Julia, de Río Negro a Buenos Aires: Una estudiante de diseño y su camino hacia su título universitario


“Muchos diseñadores encontramos inspiración en lo que nos rodea; por eso entendía que un cambio de entorno, salir de la zona de confort y explorar nuevos territorios me ayudaría a encontrar un sinfín de estímulos”.

Julia Turner tiene 25 años, es de Cipolletti, Río Negro, y estudia Diseño Visual en la Universidad Nacional de Río Negro. Gracias al reconocimiento de trayectos formativos (RTF) y la Convocatoria de Movilidades Estudiantiles que impulsa el Ministerio de Educación, Cultura, Ciencia y Tecnología de la Nación (a través de su Sistema Nacional de Reconocimiento Académico), pudo realizar el tratamiento médico en Buenos Aires sin perder el semestre. La movilidad estudiantil es una actividad que permite a los estudiantes participar en una experiencia académica en una institución diferente a la de origen.

“El principal motivo para pedir la movilidad fue el tratamiento médico; con esta iniciativa podía permanecer el tiempo necesario para concluirlo mientras continuaba mis estudios momentáneamente en otra universidad. Pero también decidí hacerlo porque allí viven mi abuela y mis tíos, y realmente me entusiasmaba la idea de, por una vez en la vida, estar cerca de ellos para compartir la vida diaria. ¡Además también está mi hermana!”, explica Julia, quién eligió movilizarse a Universidad Nacional de Avellaneda (UNDAV) dado que que este intercambio le permitía cursar en esa universidad materias de la carrera de Diseño de Marcas y Envases y así poder formarse en el diseño de packaging.

Cambiar la rutina de una estudiante universitaria no es sencillo y puede implicar grandes desafíos: “De por sí hacer una movilidad te lleva inevitablemente a animarte a cosas nuevas. Además, venir a una capital tan llena de actividades culturales y artísticas potenció mucho mi creatividad, lo que me llevó a aprovechar este tiempo en Buenos Aires para comenzar un emprendimiento de diseño que no hubiera imaginado”.

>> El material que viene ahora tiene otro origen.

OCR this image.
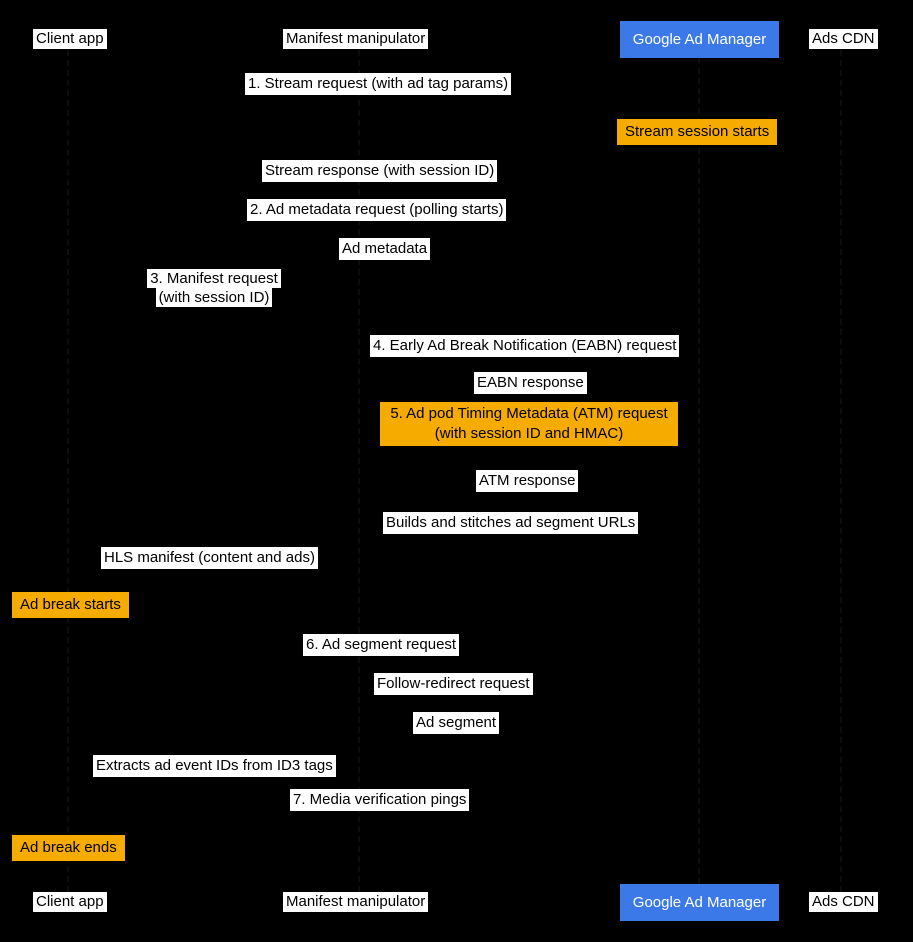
Client app	Manifest manipulator	Google Ad Manager	Ads CDN
1. Stream request (with ad tag params)
Stream session starts
Stream response (with session ID)
2. Ad metadata request (polling starts)
Ad metadata
3. Manifest request
(with session ID)
4. Early Ad Break Notification (EABN) request
EABN response
5. Ad pod Timing Metadata (ATM) request
(with session ID and HMAC)
ATM response
Builds and stitches ad segment URLs
HLS manifest (content and ads)
Ad break starts
6. Ad segment request
Follow-redirect request
Ad segment
Extracts ad event IDs from ID3 tags
7. Media verification pings
Ad break ends
Client app	Manifest manipulator	Google Ad Manager	Ads CDN
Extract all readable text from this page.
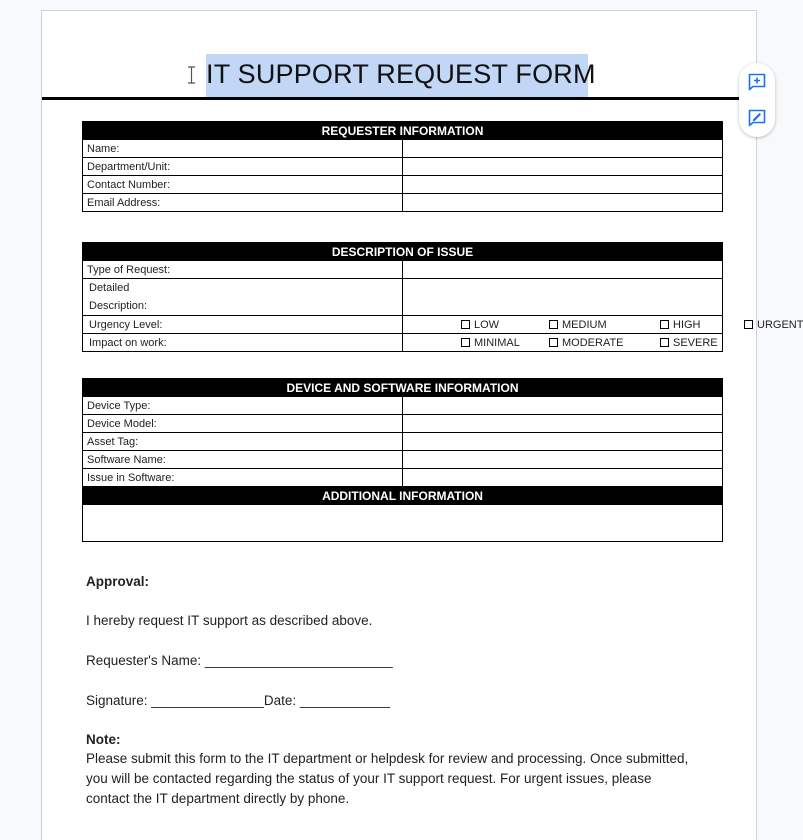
IT SUPPORT REQUEST FORM
REQUESTER INFORMATION	
Name:	
Department/Unit:	
Contact Number:	
Email Address:	
DESCRIPTION OF ISSUE	
Type of Request:	

Detailed
Description:	

Urgency Level:	LOW MEDIUM HIGH URGENT
Impact on work:	MINIMAL MODERATE SEVERE
DEVICE AND SOFTWARE INFORMATION	
Device Type:	
Device Model:	
Asset Tag:	
Software Name:	
Issue in Software:	
ADDITIONAL INFORMATION	

Approval:
I hereby request IT support as described above.
Requester's Name: _________________________
Signature: _______________Date: ____________
Note:
Please submit this form to the IT department or helpdesk for review and processing. Once submitted, you will be contacted regarding the status of your IT support request. For urgent issues, please contact the IT department directly by phone.
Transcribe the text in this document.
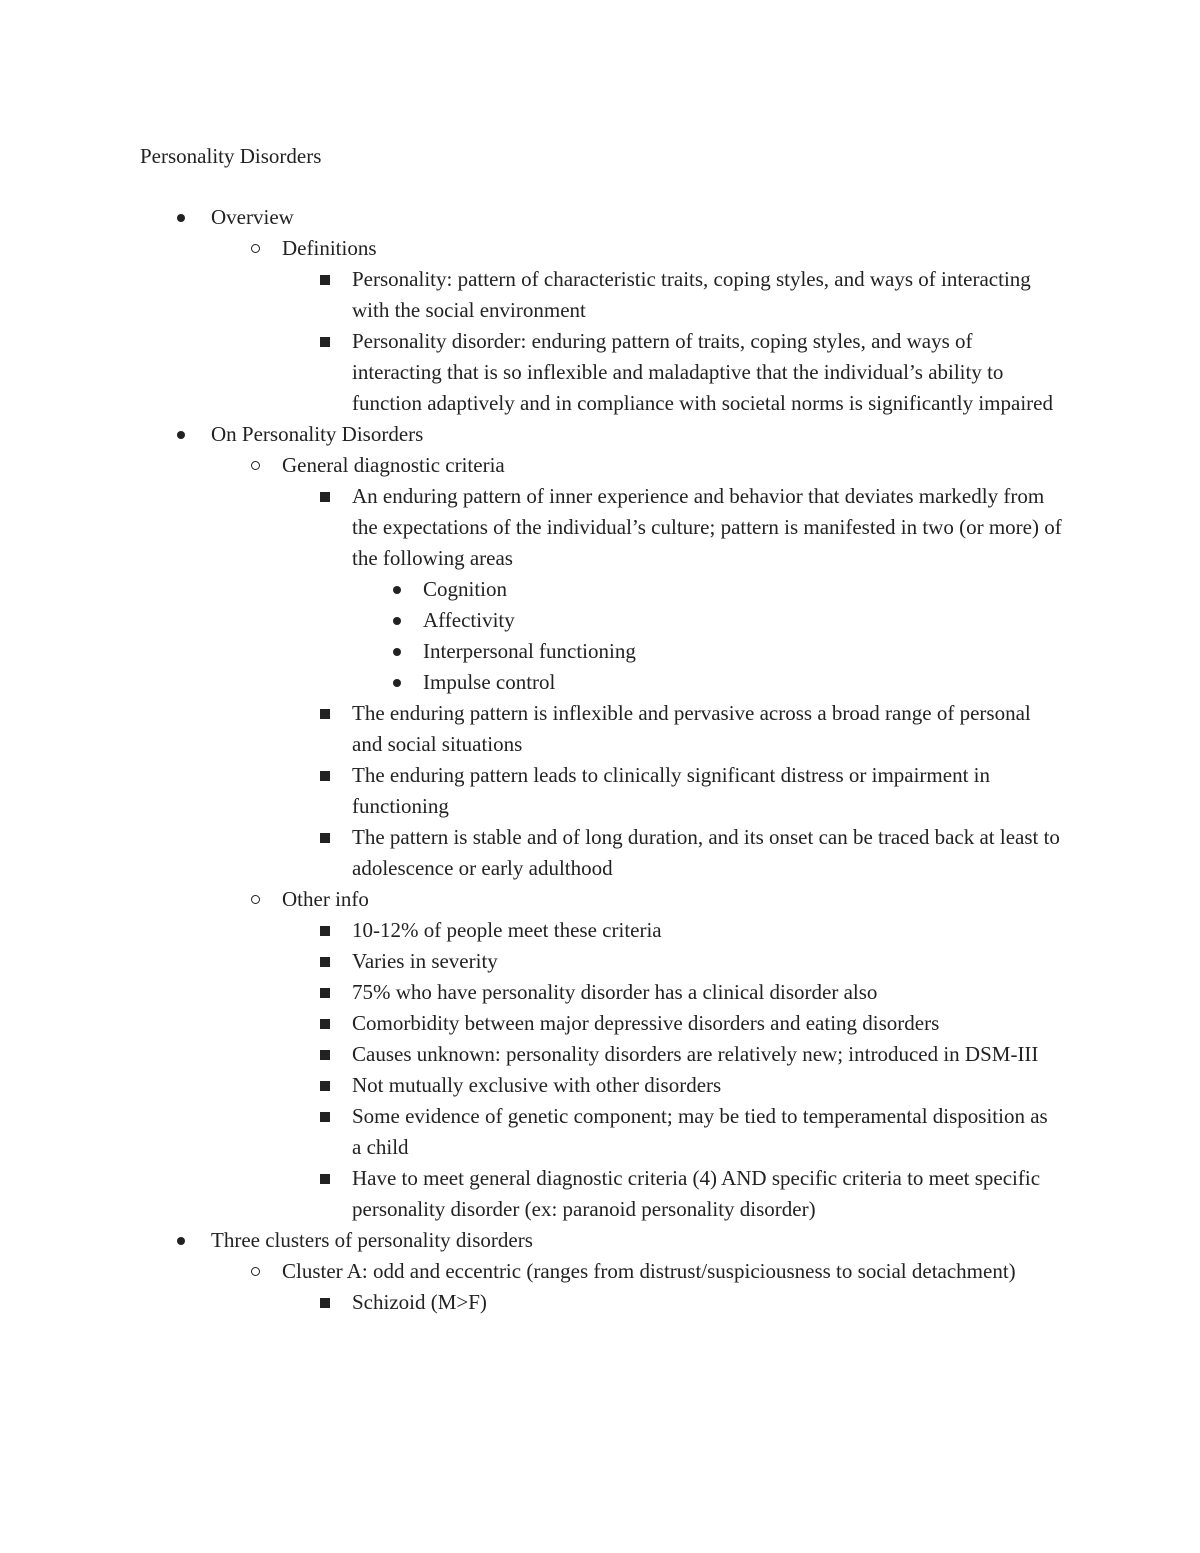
Personality Disorders
Overview
Definitions
Personality: pattern of characteristic traits, coping styles, and ways of interacting with the social environment
Personality disorder: enduring pattern of traits, coping styles, and ways of interacting that is so inflexible and maladaptive that the individual’s ability to function adaptively and in compliance with societal norms is significantly impaired
On Personality Disorders
General diagnostic criteria
An enduring pattern of inner experience and behavior that deviates markedly from the expectations of the individual’s culture; pattern is manifested in two (or more) of the following areas
Cognition
Affectivity
Interpersonal functioning
Impulse control
The enduring pattern is inflexible and pervasive across a broad range of personal and social situations
The enduring pattern leads to clinically significant distress or impairment in functioning
The pattern is stable and of long duration, and its onset can be traced back at least to adolescence or early adulthood
Other info
10-12% of people meet these criteria
Varies in severity
75% who have personality disorder has a clinical disorder also
Comorbidity between major depressive disorders and eating disorders
Causes unknown: personality disorders are relatively new; introduced in DSM-III
Not mutually exclusive with other disorders
Some evidence of genetic component; may be tied to temperamental disposition as a child
Have to meet general diagnostic criteria (4) AND specific criteria to meet specific personality disorder (ex: paranoid personality disorder)
Three clusters of personality disorders
Cluster A: odd and eccentric (ranges from distrust/suspiciousness to social detachment)
Schizoid (M>F)
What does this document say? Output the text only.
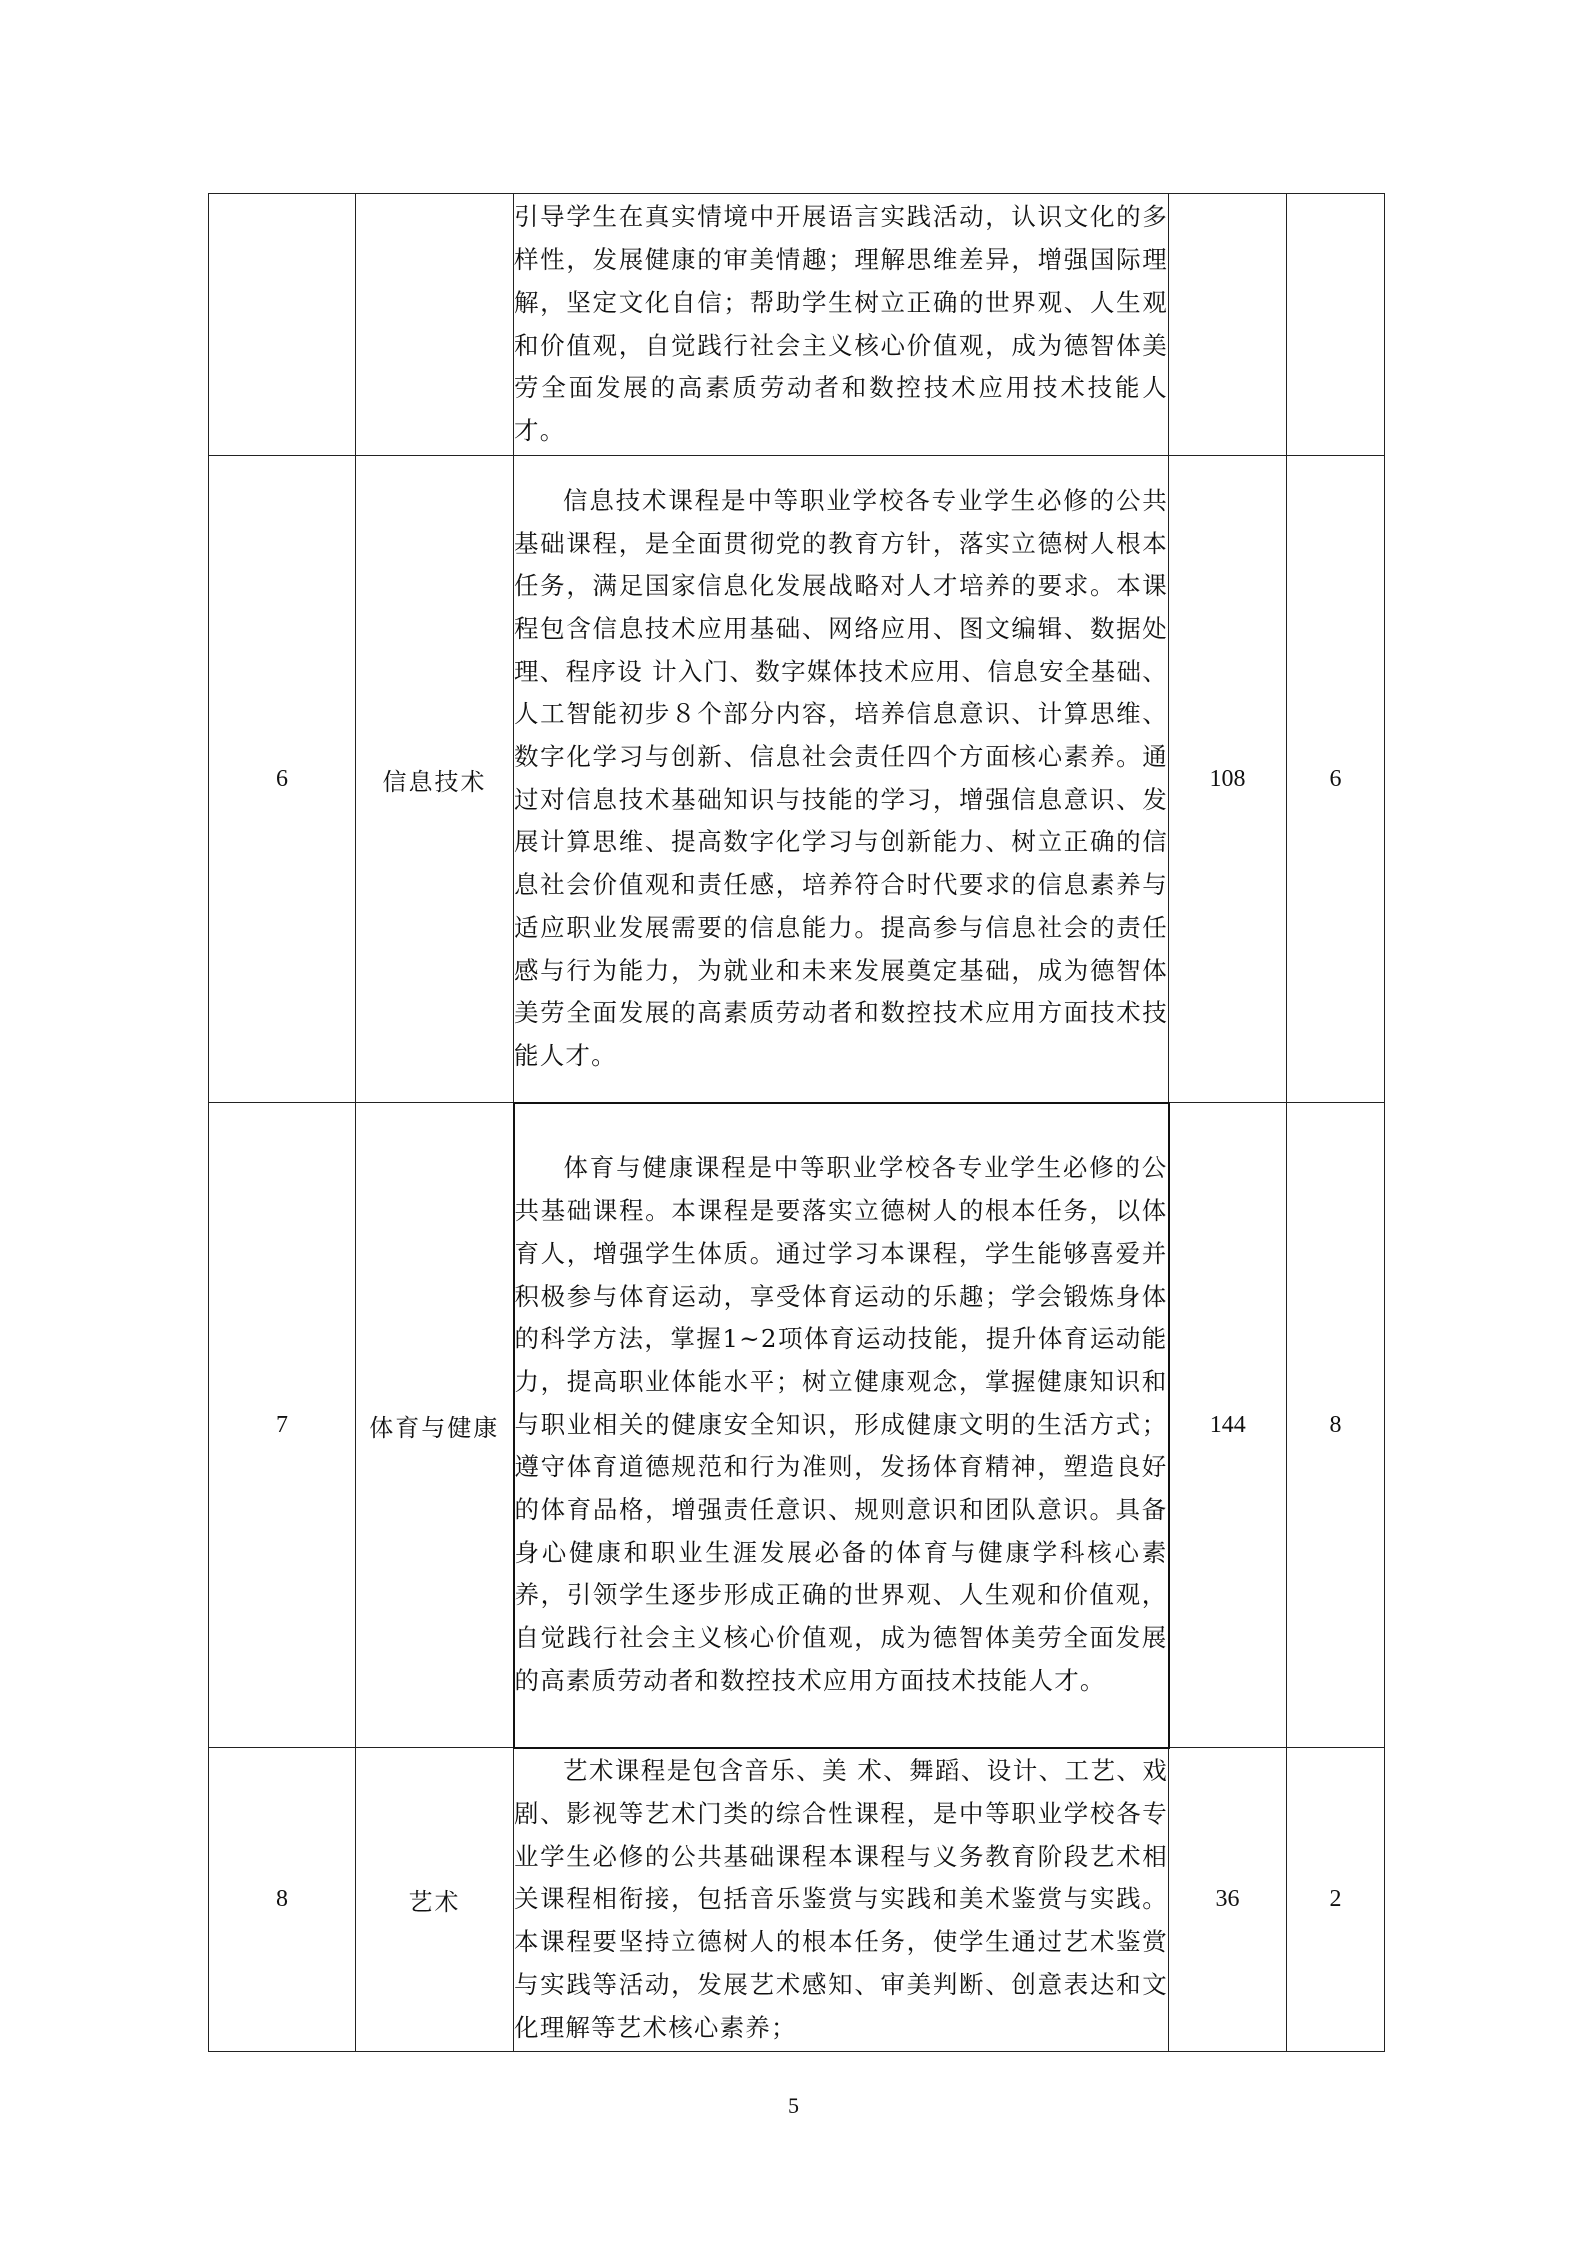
		引导学生在真实情境中开展语言实践活动，认识文化的多样性，发展健康的审美情趣；理解思维差异，增强国际理解，坚定文化自信；帮助学生树立正确的世界观、人生观和价值观，自觉践行社会主义核心价值观，成为德智体美劳全面发展的高素质劳动者和数控技术应用技术技能人才。		
6	信息技术	信息技术课程是中等职业学校各专业学生必修的公共基础课程，是全面贯彻党的教育方针，落实立德树人根本任务，满足国家信息化发展战略对人才培养的要求。本课程包含信息技术应用基础、网络应用、图文编辑、数据处理、程序设 计入门、数字媒体技术应用、信息安全基础、人工智能初步８个部分内容，培养信息意识、计算思维、数字化学习与创新、信息社会责任四个方面核心素养。通过对信息技术基础知识与技能的学习，增强信息意识、发展计算思维、提高数字化学习与创新能力、树立正确的信息社会价值观和责任感，培养符合时代要求的信息素养与适应职业发展需要的信息能力。提高参与信息社会的责任感与行为能力，为就业和未来发展奠定基础，成为德智体美劳全面发展的高素质劳动者和数控技术应用方面技术技能人才。	108	6
7	体育与健康	体育与健康课程是中等职业学校各专业学生必修的公共基础课程。本课程是要落实立德树人的根本任务，以体育人，增强学生体质。通过学习本课程，学生能够喜爱并积极参与体育运动，享受体育运动的乐趣；学会锻炼身体的科学方法，掌握1~2项体育运动技能，提升体育运动能力，提高职业体能水平；树立健康观念，掌握健康知识和与职业相关的健康安全知识，形成健康文明的生活方式；遵守体育道德规范和行为准则，发扬体育精神，塑造良好的体育品格，增强责任意识、规则意识和团队意识。具备身心健康和职业生涯发展必备的体育与健康学科核心素养，引领学生逐步形成正确的世界观、人生观和价值观，自觉践行社会主义核心价值观，成为德智体美劳全面发展的高素质劳动者和数控技术应用方面技术技能人才。	144	8
8	艺术	艺术课程是包含音乐、美 术、舞蹈、设计、工艺、戏剧、影视等艺术门类的综合性课程，是中等职业学校各专业学生必修的公共基础课程本课程与义务教育阶段艺术相关课程相衔接，包括音乐鉴赏与实践和美术鉴赏与实践。本课程要坚持立德树人的根本任务，使学生通过艺术鉴赏与实践等活动，发展艺术感知、审美判断、创意表达和文化理解等艺术核心素养；	36	2
5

Luego de regresar a la Universidad Nacional de Río Negro, Julia comparte su alegria de poder haber terminado el tratamiento médico y seguir estudiando, además de haber podido conocer nuevas personas y distintos modelos de aprendizaje, que la inspiraron a realizar nuevos proyectos acompañada por su familia.

Además de Julia, otros 350 estudiantes de Ingeniería, Arquitectura, Diseño e Informática de 43 universidades tendrán la posibilidad de cursar un semestre en otra universidad, multiplicando sus posibilidades de formación dentro del Sistema Universitario nacional.